Мать с сомнением покачала головой, но пойти согласилась. Они оделись и вышли из дому. Пороша с воем кинулась им в лицо, ветер злобно рванул Симочку за пальто. Она взяла мать за руку и смело шагнула во вьюжную тьму.

Дома у Горевых их встретила Тамара Аркадьевна. Она была одна и очень обрадовалась гостьям, упросила раздеться, пройти в комнаты. Мать рассказала ей, что Федя на вокзале, что Николай Егорович и Максим поехали туда за ним, их можно ждать с минуты на минуту. Тамара Аркадьевна слушала мать сумрачно, не перебивала. Она несколько раз подходила к окну – посмотреть, не идет ли Николай Егорович с Федей, не утихла ли вьюга. Симочка заметила, что за занавеской она тихонько вытирала глаза.

«Плачь, плачь! – с неприязнью думала Симочка. – Это все из-за тебя!»

Время шло. Никто не приходил. Тамара Аркадьевна тревожно советовалась с матерью: не поехать ли ей тоже на вокзал?

– Разъедетесь, – уверенно сказала мать, -Вы – туда, они – сюда.

Тамара Аркадьевна предложила гостьям чаю. Но Симочке ясно было, что делает она это из вежливости: даже не дослушав отказа матери, опять отошла к окну.

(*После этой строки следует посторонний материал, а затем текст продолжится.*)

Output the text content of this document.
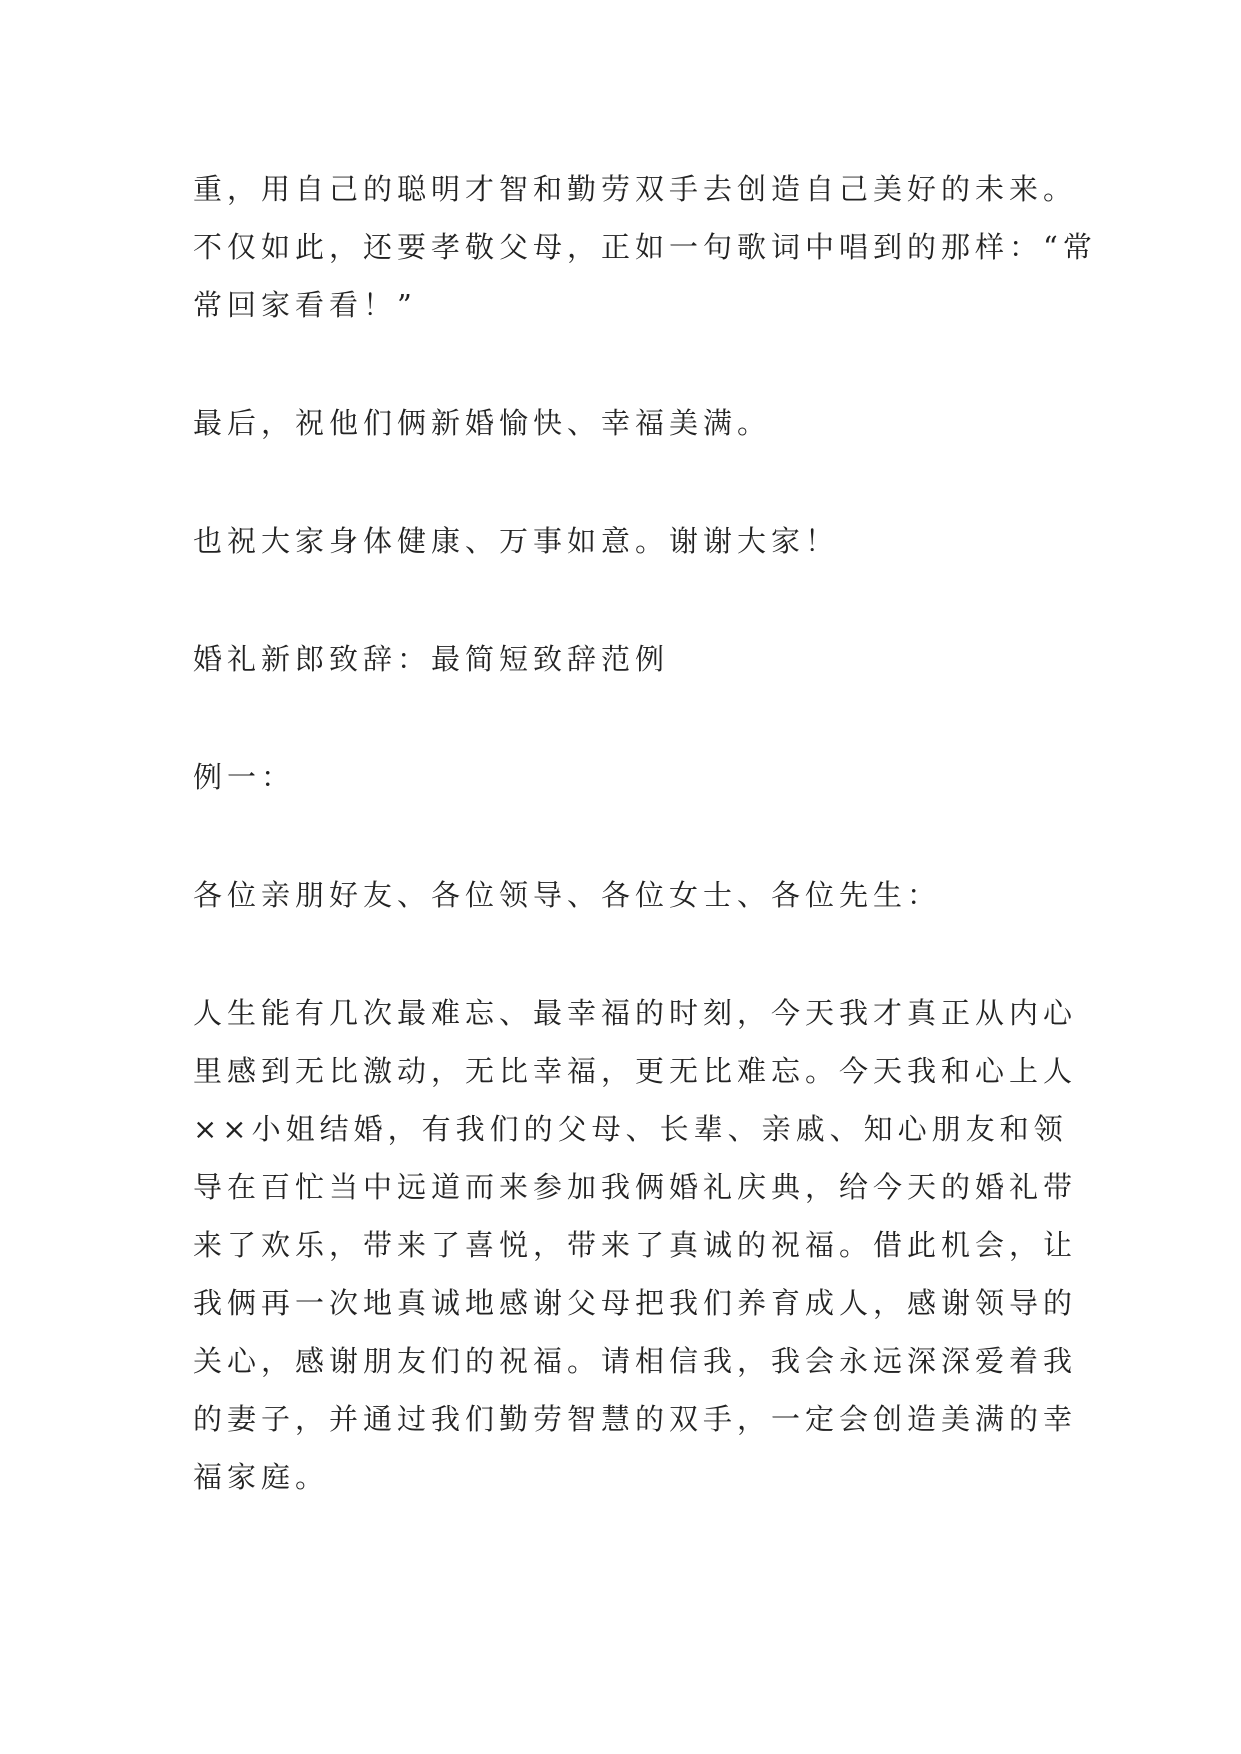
重，用自己的聪明才智和勤劳双手去创造自己美好的未来。
不仅如此，还要孝敬父母，正如一句歌词中唱到的那样：“常
常回家看看！”

最后，祝他们俩新婚愉快、幸福美满。

也祝大家身体健康、万事如意。谢谢大家！

婚礼新郎致辞：最简短致辞范例

例一：

各位亲朋好友、各位领导、各位女士、各位先生：

人生能有几次最难忘、最幸福的时刻，今天我才真正从内心
里感到无比激动，无比幸福，更无比难忘。今天我和心上人
××小姐结婚，有我们的父母、长辈、亲戚、知心朋友和领
导在百忙当中远道而来参加我俩婚礼庆典，给今天的婚礼带
来了欢乐，带来了喜悦，带来了真诚的祝福。借此机会，让
我俩再一次地真诚地感谢父母把我们养育成人，感谢领导的
关心，感谢朋友们的祝福。请相信我，我会永远深深爱着我
的妻子，并通过我们勤劳智慧的双手，一定会创造美满的幸
福家庭。
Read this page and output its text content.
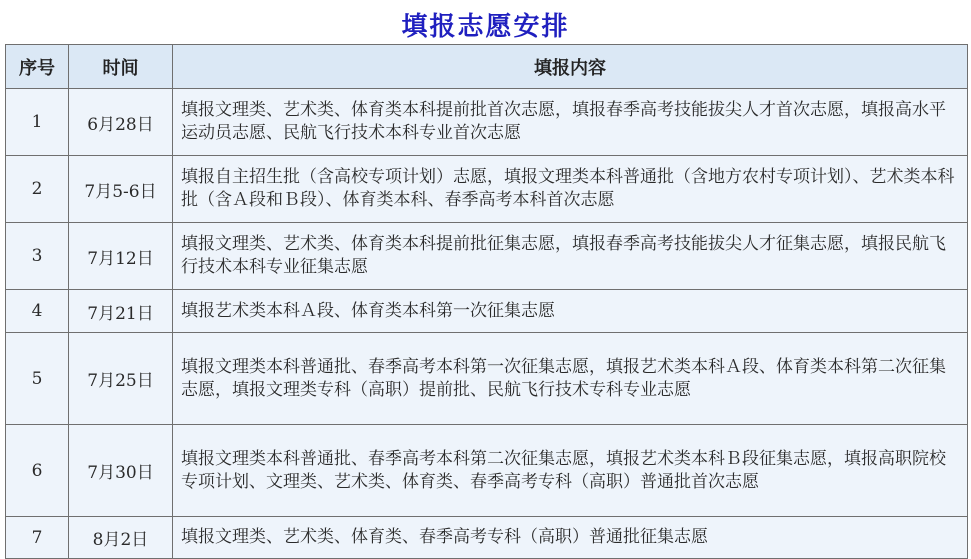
填报志愿安排
序号	时间	填报内容
1	6月28日	填报文理类、艺术类、体育类本科提前批首次志愿，填报春季高考技能拔尖人才首次志愿，填报高水平运动员志愿、民航飞行技术本科专业首次志愿
2	7月5-6日	填报自主招生批（含高校专项计划）志愿，填报文理类本科普通批（含地方农村专项计划）、艺术类本科批（含Ａ段和Ｂ段）、体育类本科、春季高考本科首次志愿
3	7月12日	填报文理类、艺术类、体育类本科提前批征集志愿，填报春季高考技能拔尖人才征集志愿，填报民航飞行技术本科专业征集志愿
4	7月21日	填报艺术类本科Ａ段、体育类本科第一次征集志愿
5	7月25日	填报文理类本科普通批、春季高考本科第一次征集志愿，填报艺术类本科Ａ段、体育类本科第二次征集志愿，填报文理类专科（高职）提前批、民航飞行技术专科专业志愿
6	7月30日	填报文理类本科普通批、春季高考本科第二次征集志愿，填报艺术类本科Ｂ段征集志愿，填报高职院校专项计划、文理类、艺术类、体育类、春季高考专科（高职）普通批首次志愿
7	8月2日	填报文理类、艺术类、体育类、春季高考专科（高职）普通批征集志愿
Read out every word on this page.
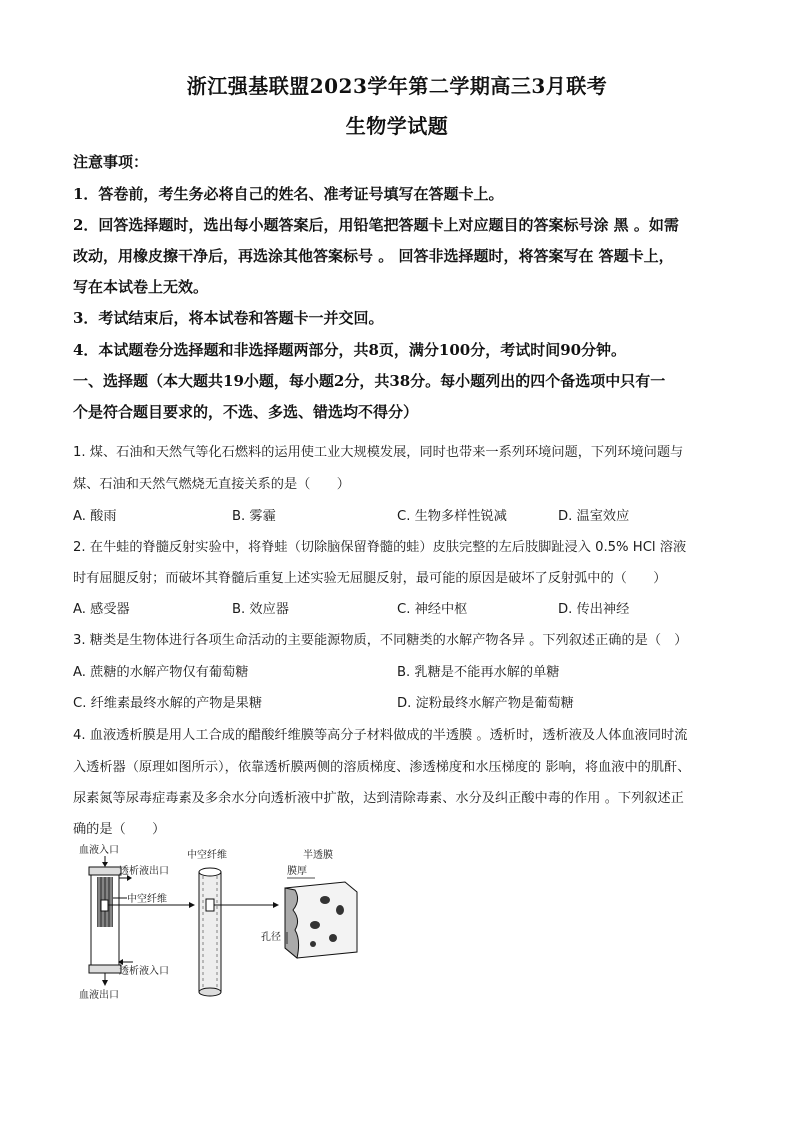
浙江强基联盟2023学年第二学期高三3月联考
生物学试题
注意事项：
1．答卷前，考生务必将自己的姓名、准考证号填写在答题卡上。
2．回答选择题时，选出每小题答案后，用铅笔把答题卡上对应题目的答案标号涂 黑 。如需
改动，用橡皮擦干净后，再选涂其他答案标号 。 回答非选择题时，将答案写在 答题卡上，
写在本试卷上无效。
3．考试结束后，将本试卷和答题卡一并交回。
4．本试题卷分选择题和非选择题两部分，共8页，满分100分，考试时间90分钟。
一、选择题（本大题共19小题，每小题2分，共38分。每小题列出的四个备选项中只有一
个是符合题目要求的，不选、多选、错选均不得分）
1. 煤、石油和天然气等化石燃料的运用使工业大规模发展，同时也带来一系列环境问题，下列环境问题与
煤、石油和天然气燃烧无直接关系的是（　　）
A. 酸雨	B. 雾霾	C. 生物多样性锐减	D. 温室效应
2. 在牛蛙的脊髓反射实验中，将脊蛙（切除脑保留脊髓的蛙）皮肤完整的左后肢脚趾浸入 0.5% HCl 溶液
时有屈腿反射；而破坏其脊髓后重复上述实验无屈腿反射，最可能的原因是破坏了反射弧中的（　　）
A. 感受器	B. 效应器	C. 神经中枢	D. 传出神经
3. 糖类是生物体进行各项生命活动的主要能源物质，不同糖类的水解产物各异 。下列叙述正确的是（　）
A. 蔗糖的水解产物仅有葡萄糖	B. 乳糖是不能再水解的单糖
C. 纤维素最终水解的产物是果糖	D. 淀粉最终水解产物是葡萄糖
4. 血液透析膜是用人工合成的醋酸纤维膜等高分子材料做成的半透膜 。透析时，透析液及人体血液同时流
入透析器（原理如图所示），依靠透析膜两侧的溶质梯度、渗透梯度和水压梯度的 影响，将血液中的肌酐、
尿素氮等尿毒症毒素及多余水分向透析液中扩散，达到清除毒素、水分及纠正酸中毒的作用 。下列叙述正
确的是（　　）
血液入口
血液出口
透析液出口
中空纤维
透析液入口
中空纤维	半透膜
膜厚
孔径
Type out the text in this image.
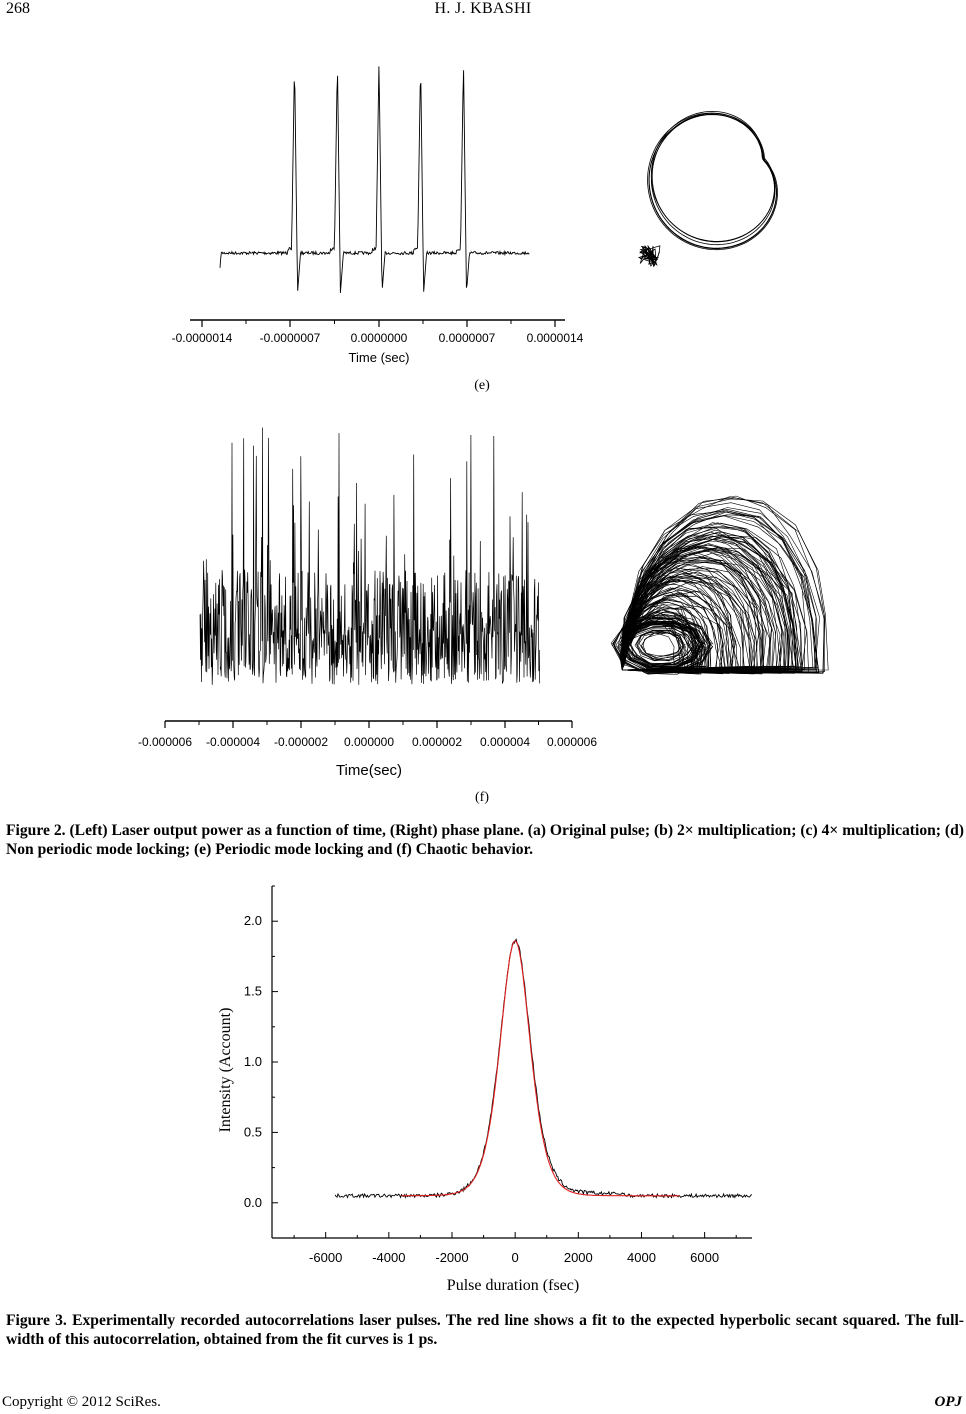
268	H. J. KBASHI
-0.0000014 -0.0000007	0.0000000	0.0000007	0.0000014
Time (sec)
(e)
-0.000006 -0.000004 -0.000002 0.000000 0.000002 0.000004 0.000006
Time(sec)
(f)
Figure 2. (Left) Laser output power as a function of time, (Right) phase plane. (a) Original pulse; (b) 2× multiplication; (c) 4× multiplication; (d) Non periodic mode locking; (e) Periodic mode locking and (f) Chaotic behavior.
-6000 -4000 -2000	0	2000	4000	6000
0.0
0.5
1.0
1.5
2.0
Pulse duration (fsec)
Intensity (Account)
Figure 3. Experimentally recorded autocorrelations laser pulses. The red line shows a fit to the expected hyperbolic secant squared. The full-width of this autocorrelation, obtained from the fit curves is 1 ps.
Copyright © 2012 SciRes.	OPJ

Звонок раздался неожиданно. Тамара Аркадьевна вздрогнула, растерянно взглянула на мать, а та уже спешила открыть дверь. В переднюю занесенная снегом вошла Анна Васильевна. Она не удивилась, увидав Серафиму и ее мать.

– Нашелся? – спросила учительница вместо приветствия.

Тамара Аркадьевна кивнула и передала рассказ матери. Симочка отряхивала Анну Васильевну от снега и хорошо видела, как она помрачнела. И когда ее строгие глаза с явным осуждением остановились на Тамаре Аркадьевне, Симочке показалось, что та сейчас расплачется.

Но никто не расплакался. Анна Васильевна сказала:

– Что ж стоять да у моря погоды ждать! Пойду им навстречу.

– В такую метель? Да вы их и не найдете. Они могут трамваем, могут троллейбусом… – несмело возразила Тамара Аркадьевна.

Но учительница все равно пошла. В дверях она вдруг повернулась.

– Я к вам еще приду, – сказала она Тамаре Аркадьевне. – Завтра.

Симочка с матерью пошли вместе с Анной Васильевной. Метель утихала. Лишь время от времени ветер, набравшись сил, дунет, поднимет снежную пыль, бросит в лицо прохожим и сникнет. На темно-синее небо из-за облаков медленно выплывала тусклая луна.

Около дома они увидели Максима.

– Федор нашелся! – крикнул он еще издали. Тут же на улице Максим подробно рассказал, как увидел Федю на площадке вагона.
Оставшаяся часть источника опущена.